Mutual fund SIP calculator is a tool that assist you how to start investing in mutual funds with a least amount of money. Using a certain investing plan, the mutual fund calculator helps investors calculate their returns and the future value of an investment. For their investments, mutual fund investors should ideally adopt a goal-oriented strategy.

How does a SIP work?

The investment amount will be routinely deducted from your bank account after you apply for a SIP. This sum will be put towards the mutual funds that you bought. Therefore, more units are added to your account with each SIP investment.

When to invest in a SIP?

Each investor will have a different time frame for starting a SIP. However, each investor must consider their long-term objectives before selecting the strategy.

SIP – the power of compounding:

Thanks to SIP, you have the advantage of being able to start investing with a small sum and increase your wealth. The secret is to invest right away rather than delaying until you have a sizable chunk of money.

A and B, two pals, will serve as an example. ‘A’ intended to begin investing when he was 25 with barely Rs. 2,000 per month. B made the decision to delay investing until he was 35, when he would have had more time to save up some money.

Assume they opted to invest in the same equities fund. They received a 10% return and decided to withdraw when they reached the age of 52 and retired. This meant that B’s money lasted 17 years, and A’s money was invested for 27 years. B would only receive Rs. 16.31 lakh, while A would receive Rs. 33.19 lakh by the end of their respective contracts.

Like B, the majority of investors believe that a larger investment guarantees a larger corpus and waste time by not taking advantage of compounding.

Steps to invest in a SIP:

  • Determine your risk appetite- Knowing your risk tolerance is the first step.

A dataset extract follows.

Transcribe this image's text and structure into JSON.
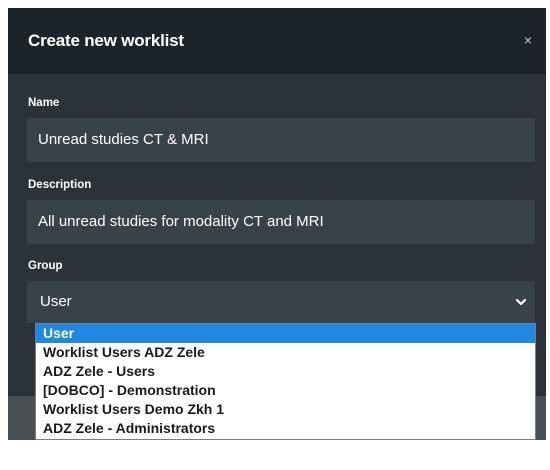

You can invest in low-risk mutual fund schemes if your financial obligations are greater. But you can also make significant returns if you enjoy taking on a lot of risks.
  • Decide your investment goal- Your investment goal is among the most crucial factors to take into account when making a SIP investment. Your investing objective might assist you in selecting the best mutual fund strategy. As a result, it can also aid in your financial success.
  • Select the right fund- You must put money into mutual fund schemes that will enable you to meet your financial goal. You may consider funds like Canara Robeco Conservative Hybrid Fund. When choosing a fund, consider your investment objective, risk tolerance, and performance.